Tidak hanya sekedar momentum pengukuhan saja, Aliansi Wartawan Pantura Bersatu menjadi semangat baru para insan pewarta jurnalistik, untuk memberitakan segala sesuatu yang terjadi demi menyajikan sebuah berita yang enak didengar dan disajikan sesuai fakta serta kenyataan di Kabupaten Pemalang.
Dikatakan oleh Alwi Assegaf, Sang Ketua Aliansi Wartawan Pantura Bersatu, dirinya bersama para insan pewarta jurnalistik sengaja membuat sebuah wadah atau rumah untuk para rekan seprofesi agar bisa menyajikan, memberitakan, mengungkap sesuai fakta dan kenyataan, segala sesuatu yang ada di Kabupaten Pemalang.
“AWPB lahir dengan tujuan utama yakni menyediakan sebuah wadah atau rumah bagi para insan pewarta jurnalistik di Kabupaten Pemalang dalam menyajikan berita yang sesuai fakta dan kenyataan.”, ungkapnya.
Selain acara pengukuhan, dalam momentum itu juga diwarnai dengan suasana haru saat puluhan anak yatim piatu mendapatkan santunan dan bingkisan yang membuat mereka senyum bahagia.
“Tak hanya sekedar peresmian, kami juga berbagi kebahagiaan bersama anak yatim piatu berupa santunan serta bingkisan. Alhamdulilah mereka tampak tersenyum bahagia menerimanya.”, katanya.

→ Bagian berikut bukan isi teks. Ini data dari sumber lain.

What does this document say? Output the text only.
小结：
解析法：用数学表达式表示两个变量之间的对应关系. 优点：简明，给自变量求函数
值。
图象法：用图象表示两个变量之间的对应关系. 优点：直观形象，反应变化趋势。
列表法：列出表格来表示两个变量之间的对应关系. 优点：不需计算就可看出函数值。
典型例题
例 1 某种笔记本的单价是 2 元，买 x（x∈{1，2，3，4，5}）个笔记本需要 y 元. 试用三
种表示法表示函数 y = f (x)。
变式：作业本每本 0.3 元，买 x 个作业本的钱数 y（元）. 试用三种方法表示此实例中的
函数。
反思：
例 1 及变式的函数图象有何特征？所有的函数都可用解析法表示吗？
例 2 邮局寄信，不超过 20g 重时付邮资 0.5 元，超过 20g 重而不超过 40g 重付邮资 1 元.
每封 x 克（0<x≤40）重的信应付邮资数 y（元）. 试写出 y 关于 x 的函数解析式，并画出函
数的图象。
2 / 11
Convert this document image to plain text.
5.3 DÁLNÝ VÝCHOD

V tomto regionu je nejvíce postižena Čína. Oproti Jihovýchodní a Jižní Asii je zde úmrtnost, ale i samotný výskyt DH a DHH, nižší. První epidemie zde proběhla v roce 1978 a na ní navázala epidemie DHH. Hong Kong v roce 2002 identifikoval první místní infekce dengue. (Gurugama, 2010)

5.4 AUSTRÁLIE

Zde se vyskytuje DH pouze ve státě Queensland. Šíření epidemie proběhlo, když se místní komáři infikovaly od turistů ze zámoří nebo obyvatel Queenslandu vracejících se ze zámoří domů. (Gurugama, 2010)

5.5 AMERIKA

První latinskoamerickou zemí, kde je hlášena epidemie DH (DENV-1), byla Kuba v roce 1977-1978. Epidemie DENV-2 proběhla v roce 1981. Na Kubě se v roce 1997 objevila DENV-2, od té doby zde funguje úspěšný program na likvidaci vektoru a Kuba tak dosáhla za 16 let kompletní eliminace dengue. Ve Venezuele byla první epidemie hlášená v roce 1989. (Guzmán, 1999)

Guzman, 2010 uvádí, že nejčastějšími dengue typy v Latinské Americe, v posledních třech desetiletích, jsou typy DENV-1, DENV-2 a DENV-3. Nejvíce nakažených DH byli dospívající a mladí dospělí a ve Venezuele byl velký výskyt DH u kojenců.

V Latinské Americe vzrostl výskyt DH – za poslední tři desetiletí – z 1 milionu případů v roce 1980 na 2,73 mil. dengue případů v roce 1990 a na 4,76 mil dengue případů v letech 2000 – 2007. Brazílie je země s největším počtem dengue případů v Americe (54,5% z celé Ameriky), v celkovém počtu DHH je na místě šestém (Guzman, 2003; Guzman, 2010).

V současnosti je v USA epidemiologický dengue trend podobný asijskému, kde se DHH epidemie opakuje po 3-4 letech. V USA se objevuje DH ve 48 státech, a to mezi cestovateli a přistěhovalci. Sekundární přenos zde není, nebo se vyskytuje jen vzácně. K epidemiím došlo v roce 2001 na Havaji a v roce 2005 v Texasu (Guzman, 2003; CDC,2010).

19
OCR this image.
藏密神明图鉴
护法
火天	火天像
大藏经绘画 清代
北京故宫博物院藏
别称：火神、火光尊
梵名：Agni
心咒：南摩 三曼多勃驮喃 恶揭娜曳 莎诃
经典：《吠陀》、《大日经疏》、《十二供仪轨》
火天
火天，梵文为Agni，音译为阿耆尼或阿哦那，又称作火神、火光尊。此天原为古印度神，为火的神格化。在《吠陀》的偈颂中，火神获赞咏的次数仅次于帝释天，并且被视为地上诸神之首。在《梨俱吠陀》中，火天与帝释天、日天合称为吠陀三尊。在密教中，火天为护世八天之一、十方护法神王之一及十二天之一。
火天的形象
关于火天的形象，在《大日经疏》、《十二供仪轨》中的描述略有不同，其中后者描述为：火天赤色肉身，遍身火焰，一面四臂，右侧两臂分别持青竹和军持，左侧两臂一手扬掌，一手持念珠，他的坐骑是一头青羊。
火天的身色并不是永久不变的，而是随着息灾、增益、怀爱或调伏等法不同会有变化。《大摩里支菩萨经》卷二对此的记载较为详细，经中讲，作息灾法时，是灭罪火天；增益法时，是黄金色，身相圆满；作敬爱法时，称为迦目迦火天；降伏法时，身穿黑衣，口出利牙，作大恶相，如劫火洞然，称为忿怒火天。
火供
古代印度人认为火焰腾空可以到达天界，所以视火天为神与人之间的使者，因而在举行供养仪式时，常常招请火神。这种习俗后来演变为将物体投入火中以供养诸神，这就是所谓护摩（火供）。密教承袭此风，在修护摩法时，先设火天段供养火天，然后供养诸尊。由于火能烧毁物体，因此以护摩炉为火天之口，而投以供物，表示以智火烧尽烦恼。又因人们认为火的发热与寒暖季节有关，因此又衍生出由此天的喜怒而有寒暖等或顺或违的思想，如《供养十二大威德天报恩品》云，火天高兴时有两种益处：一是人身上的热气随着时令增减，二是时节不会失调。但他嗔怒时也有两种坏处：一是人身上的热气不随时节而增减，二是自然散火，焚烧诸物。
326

Sementara itu, diungkapkan oleh Dentang Harya Sutawijaya, Pemimpin Redaksi media online www.lenterarakyat.com, mengatakan, dengan adanya AWPB, dirinya berharap bisa menjadi rumah perlindungan hukum bagi para anggota dan juga warga masyarakat yang berkaitan dengan hukum.
“AWPB bukan hanya sekedar perkumpulan atau organisasi, tetapi bisa menyelesaikan sebuah persoalan hukum yang dialami oleh para anggotanya. AWPB juga bisa membantu warga masyarakat dalam penyelesaian dibidang hukum.”, imbuhnya.
Dikatakan juga oleh Rizky Julianto, pewarta media online www.gerhanaonline.com, AWPB juga bisa menjadi jembatan yang kokoh dalam membantu warga masyarakat yang kesusahan mengurus pemberkasan untuk kepentingan perawatan di rumah sakit.
“Alhamdulilah, AWPB akan selalu siap sedia membantu warga masyarakat yang kesulitan dalam kepengurusan berkas yang diperlukan untuk perawatan di rumah sakit. Kita tau bersama, jika berkas tidak lengkap maka si pasien harus membayar biaya perawatan secara tunai. Iya kalau punya uang, kalau tidak kan kasihan juga si pasien, mas.”, tandasnya.